The change in the potato’s fortunes was largely due to the efforts of a Frenchman named Antoine-Augustin Parmentier (1737-1813). During the Seven Years’ War, he was taken prisoner by the Prussians and forced to live on a diet of potatoes. To his surprise, he stayed relatively healthy. Convinced he had found a solution to famine, Parmentier dedicated his life after the war to popularizing the potato’s nutritional benefits. He even persuaded Marie-Antoinette to wear potato flowers in her hair.

Among the converts to his message were the economist Adam Smith, who realized the potato’s economic potential as a staple food for workers, and Thomas Jefferson, then the U.S. Ambassador to France, who was keen for his new nation to eat well in all senses of the word. Jefferson is credited with introducing Americans to french fries at a White House dinner in 1802.

As Smith predicted, the potato became the fuel for the Industrial Revolution. A study published in 2011 by Nathan Nunn and Nancy Qian in the Quarterly Journal of Economics estimates that up to a quarter of the world’s population growth from 1700 to 1900 can be attributed solely to the introduction of the potato. As Louisa May Alcott observed in “Little Men,” in 1871, “Money is the root of all evil, and yet it is such a useful root that we cannot get on without it any more than we can without potatoes.”

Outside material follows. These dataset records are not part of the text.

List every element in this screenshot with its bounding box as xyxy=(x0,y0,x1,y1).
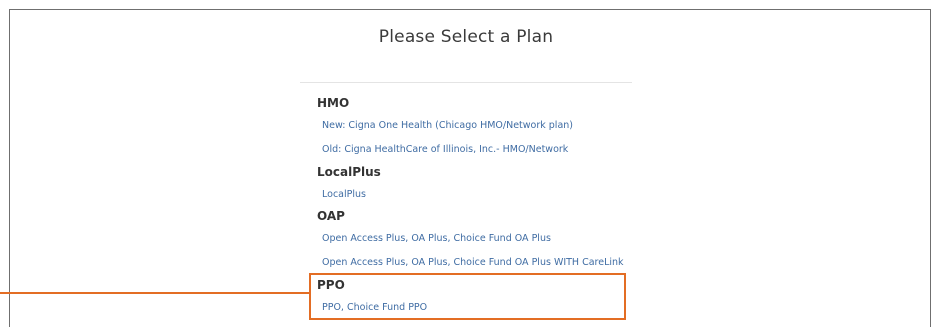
plan-link-cigna-healthcare-illinois[interactable]: Old: Cigna HealthCare of Illinois, Inc.-… xyxy=(322,144,568,155)
category-hmo: HMO xyxy=(317,96,350,110)
title-divider xyxy=(300,82,632,83)
page-title: Please Select a Plan xyxy=(378,27,554,47)
category-oap: OAP xyxy=(317,209,345,223)
plan-link-localplus[interactable]: LocalPlus xyxy=(322,189,366,200)
ppo-callout-line xyxy=(0,292,310,294)
plan-link-cigna-one-health[interactable]: New: Cigna One Health (Chicago HMO/Netwo… xyxy=(322,120,573,131)
plan-link-open-access-plus[interactable]: Open Access Plus, OA Plus, Choice Fund O… xyxy=(322,233,551,244)
page: Please Select a Plan HMO New: Cigna One … xyxy=(0,0,941,327)
category-localplus: LocalPlus xyxy=(317,165,381,179)
ppo-highlight-box xyxy=(309,273,626,320)
plan-link-open-access-plus-carelink[interactable]: Open Access Plus, OA Plus, Choice Fund O… xyxy=(322,257,624,268)
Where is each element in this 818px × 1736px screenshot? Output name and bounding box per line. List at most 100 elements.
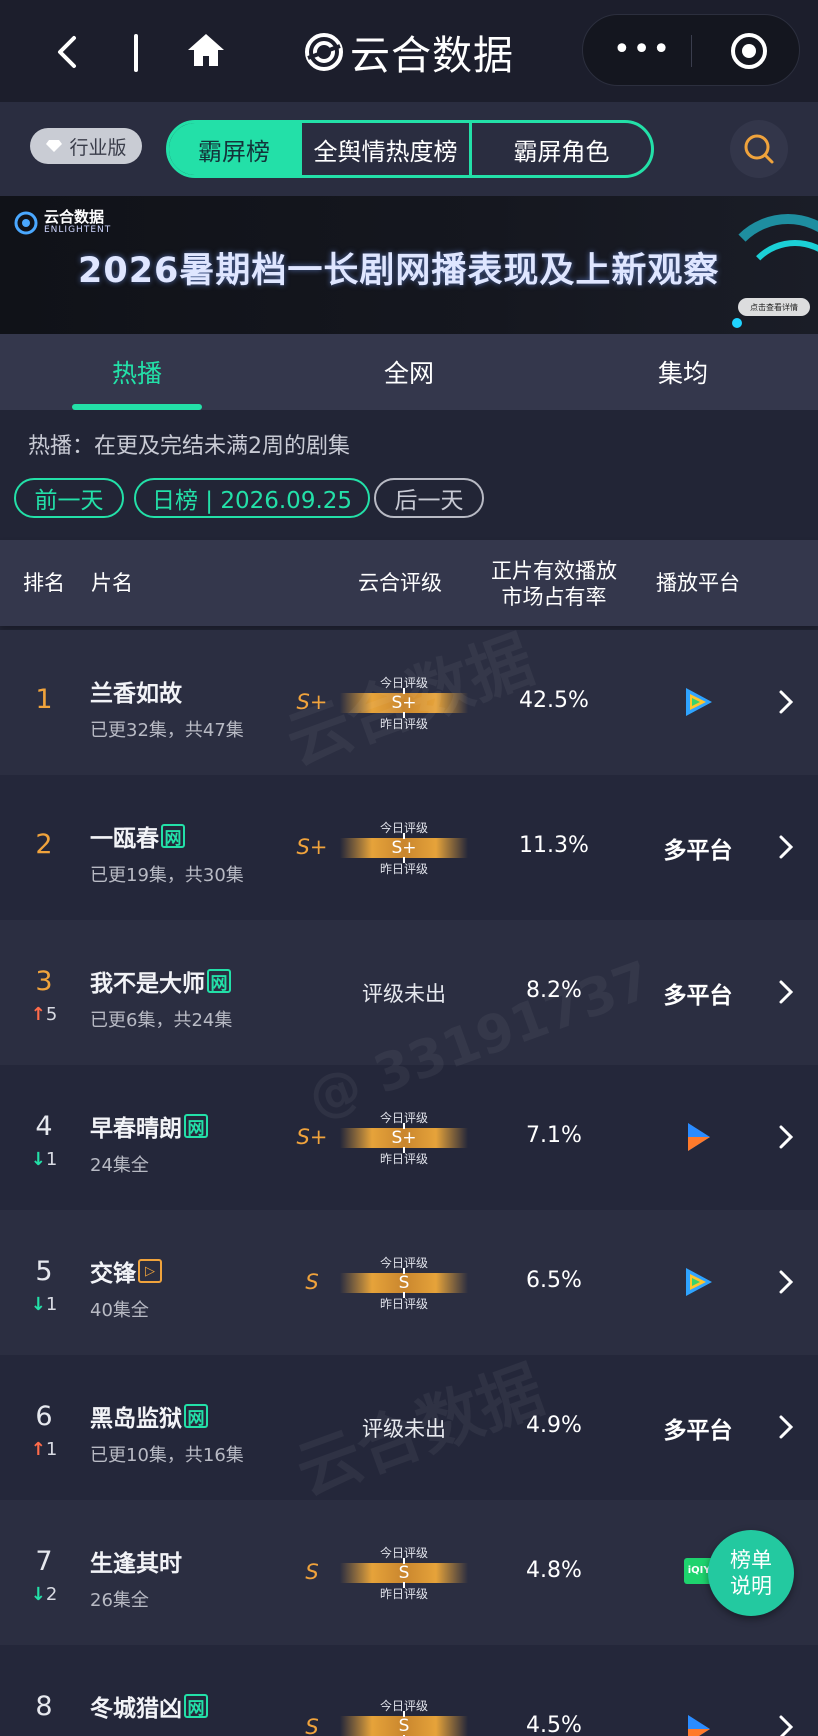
chevron-right-icon[interactable] — [776, 1268, 796, 1296]
tab-all-network[interactable]: 全网 — [344, 334, 474, 410]
tab-per-episode[interactable]: 集均 — [618, 334, 748, 410]
grade-gauge: 今日评级 S 昨日评级 — [340, 1254, 468, 1312]
segment-yuqing[interactable]: 全舆情热度榜 — [299, 123, 469, 175]
top-bar: 云合数据 ••• — [0, 0, 818, 102]
table-row[interactable]: 1 兰香如故 已更32集，共47集 S+ 今日评级 S+ 昨日评级 42.5% — [0, 630, 818, 775]
chevron-right-icon[interactable] — [776, 1413, 796, 1441]
prev-day-button[interactable]: 前一天 — [14, 478, 124, 518]
web-drama-tag: 网 — [161, 824, 185, 849]
market-share: 4.9% — [526, 1413, 582, 1438]
tencent-video-icon — [686, 1268, 712, 1296]
table-row[interactable]: 2 一瓯春网 已更19集，共30集 S+ 今日评级 S+ 昨日评级 11.3% … — [0, 775, 818, 920]
list-explanation-button[interactable]: 榜单 说明 — [708, 1530, 794, 1616]
episode-info: 24集全 — [90, 1155, 149, 1176]
web-drama-tag: 网 — [207, 969, 231, 994]
drama-title: 我不是大师网 — [90, 964, 231, 998]
table-row[interactable]: 5 ↓1 交锋 ▷ 40集全 S 今日评级 S 昨日评级 6.5% — [0, 1210, 818, 1355]
tab-hot[interactable]: 热播 — [72, 334, 202, 410]
arrow-down-icon: ↓ — [30, 1149, 46, 1170]
drama-title: 冬城猎凶网 — [90, 1689, 208, 1723]
market-share: 42.5% — [519, 688, 589, 713]
episode-info: 40集全 — [90, 1300, 149, 1321]
search-button[interactable] — [730, 120, 788, 178]
banner-logo: 云合数据 ENLIGHTENT — [14, 210, 111, 235]
grade-yesterday: S+ — [296, 690, 328, 714]
rank-change: ↑5 — [30, 1004, 58, 1025]
close-target-icon[interactable] — [729, 31, 769, 71]
web-drama-tag: 网 — [184, 1694, 208, 1719]
banner-title: 2026暑期档一长剧网播表现及上新观察 — [78, 251, 720, 291]
rank-number: 4 — [35, 1111, 53, 1142]
rank-number: 2 — [35, 829, 53, 860]
promo-banner[interactable]: 云合数据 ENLIGHTENT 2026暑期档一长剧网播表现及上新观察 点击查看… — [0, 196, 818, 334]
platform-text: 多平台 — [663, 838, 733, 864]
grade-yesterday: S+ — [296, 1125, 328, 1149]
rank-number: 5 — [35, 1256, 53, 1287]
rank-number: 6 — [35, 1401, 53, 1432]
list-tabs: 热播 全网 集均 — [0, 334, 818, 410]
episode-info: 已更19集，共30集 — [90, 865, 244, 886]
home-icon[interactable] — [186, 30, 226, 70]
tab-indicator — [72, 404, 202, 410]
episode-info: 已更32集，共47集 — [90, 720, 244, 741]
table-row[interactable]: 3 ↑5 我不是大师网 已更6集，共24集 评级未出 8.2% 多平台 — [0, 920, 818, 1065]
youku-icon — [688, 1123, 710, 1151]
table-row[interactable]: 4 ↓1 早春晴朗网 24集全 S+ 今日评级 S+ 昨日评级 7.1% — [0, 1065, 818, 1210]
arrow-down-icon: ↓ — [30, 1584, 46, 1605]
chevron-right-icon[interactable] — [776, 833, 796, 861]
nav-row: 行业版 霸屏榜 全舆情热度榜 霸屏角色 — [0, 102, 818, 196]
banner-cta[interactable]: 点击查看详情 — [738, 298, 810, 316]
market-share: 8.2% — [526, 978, 582, 1003]
drama-title: 生逢其时 — [90, 1551, 182, 1577]
col-share: 正片有效播放 市场占有率 — [491, 559, 617, 609]
arrow-up-icon: ↑ — [30, 1004, 46, 1025]
rank-number: 8 — [35, 1691, 53, 1722]
more-icon[interactable]: ••• — [613, 35, 672, 65]
back-arrow-icon[interactable] — [52, 34, 86, 70]
rank-number: 7 — [35, 1546, 53, 1577]
grade-gauge: 今日评级 S 昨日评级 — [340, 1544, 468, 1602]
rank-change: ↓1 — [30, 1149, 58, 1170]
grade-pending: 评级未出 — [362, 1417, 446, 1441]
web-drama-tag: 网 — [184, 1404, 208, 1429]
grade-gauge: 今日评级 S+ 昨日评级 — [340, 1109, 468, 1167]
segment-bapingbang[interactable]: 霸屏榜 — [169, 123, 299, 175]
miniprogram-capsule: ••• — [582, 14, 800, 86]
table-header: 排名 片名 云合评级 正片有效播放 市场占有率 播放平台 — [0, 540, 818, 626]
next-day-button[interactable]: 后一天 — [374, 478, 484, 518]
arrow-down-icon: ↓ — [30, 1294, 46, 1315]
grade-gauge: 今日评级 S+ 昨日评级 — [340, 819, 468, 877]
col-title: 片名 — [91, 571, 133, 595]
table-row[interactable]: 7 ↓2 生逢其时 26集全 S 今日评级 S 昨日评级 4.8% iQIYI — [0, 1500, 818, 1645]
market-share: 11.3% — [519, 833, 589, 858]
drama-title: 兰香如故 — [90, 681, 182, 707]
grade-pending: 评级未出 — [362, 982, 446, 1006]
grade-yesterday: S — [305, 1715, 319, 1736]
table-row[interactable]: 6 ↑1 黑岛监狱网 已更10集，共16集 评级未出 4.9% 多平台 — [0, 1355, 818, 1500]
brand-title: 云合数据 — [350, 33, 514, 79]
web-drama-tag: 网 — [184, 1114, 208, 1139]
market-share: 6.5% — [526, 1268, 582, 1293]
chevron-right-icon[interactable] — [776, 1123, 796, 1151]
rank-change: ↓1 — [30, 1294, 58, 1315]
rank-change: ↓2 — [30, 1584, 58, 1605]
rank-number: 3 — [35, 966, 53, 997]
rank-change: ↑1 — [30, 1439, 58, 1460]
divider — [134, 34, 138, 72]
industry-badge[interactable]: 行业版 — [30, 128, 142, 164]
drama-title: 黑岛监狱网 — [90, 1399, 208, 1433]
table-row[interactable]: 8 冬城猎凶网 S 今日评级 S 4.5% — [0, 1645, 818, 1736]
chevron-right-icon[interactable] — [776, 978, 796, 1006]
date-selector[interactable]: 日榜 | 2026.09.25 — [134, 478, 370, 518]
platform-text: 多平台 — [663, 1418, 733, 1444]
col-platform: 播放平台 — [656, 571, 740, 595]
ranking-type-segment: 霸屏榜 全舆情热度榜 霸屏角色 — [166, 120, 654, 178]
segment-role[interactable]: 霸屏角色 — [469, 123, 651, 175]
chevron-right-icon[interactable] — [776, 1713, 796, 1736]
market-share: 4.8% — [526, 1558, 582, 1583]
drama-title: 一瓯春网 — [90, 819, 185, 853]
market-share: 4.5% — [526, 1713, 582, 1736]
list-description: 热播：在更及完结未满2周的剧集 — [28, 434, 350, 459]
episode-info: 26集全 — [90, 1590, 149, 1611]
chevron-right-icon[interactable] — [776, 688, 796, 716]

In 1887, two Americans, Jacob Fitzgerald and William H. Silver, patented the first potato ricer, which forced a cooked potato through a cast iron sieve, ending the scourge of lumpy mash. Still, the holy grail of “quick and easy” mashed potatoes remained elusive until the late 1950s. Using the flakes produced by the potato ricer and a new freeze drying method, U.S. government scientists perfected instant mashed potatoes, which only requires the simple step of adding hot water or milk to the mix. The days of peeling, boiling and mashing were now optional, and for millions of cooks, Thanksgiving became a little easier. And that’s something to be thankful for.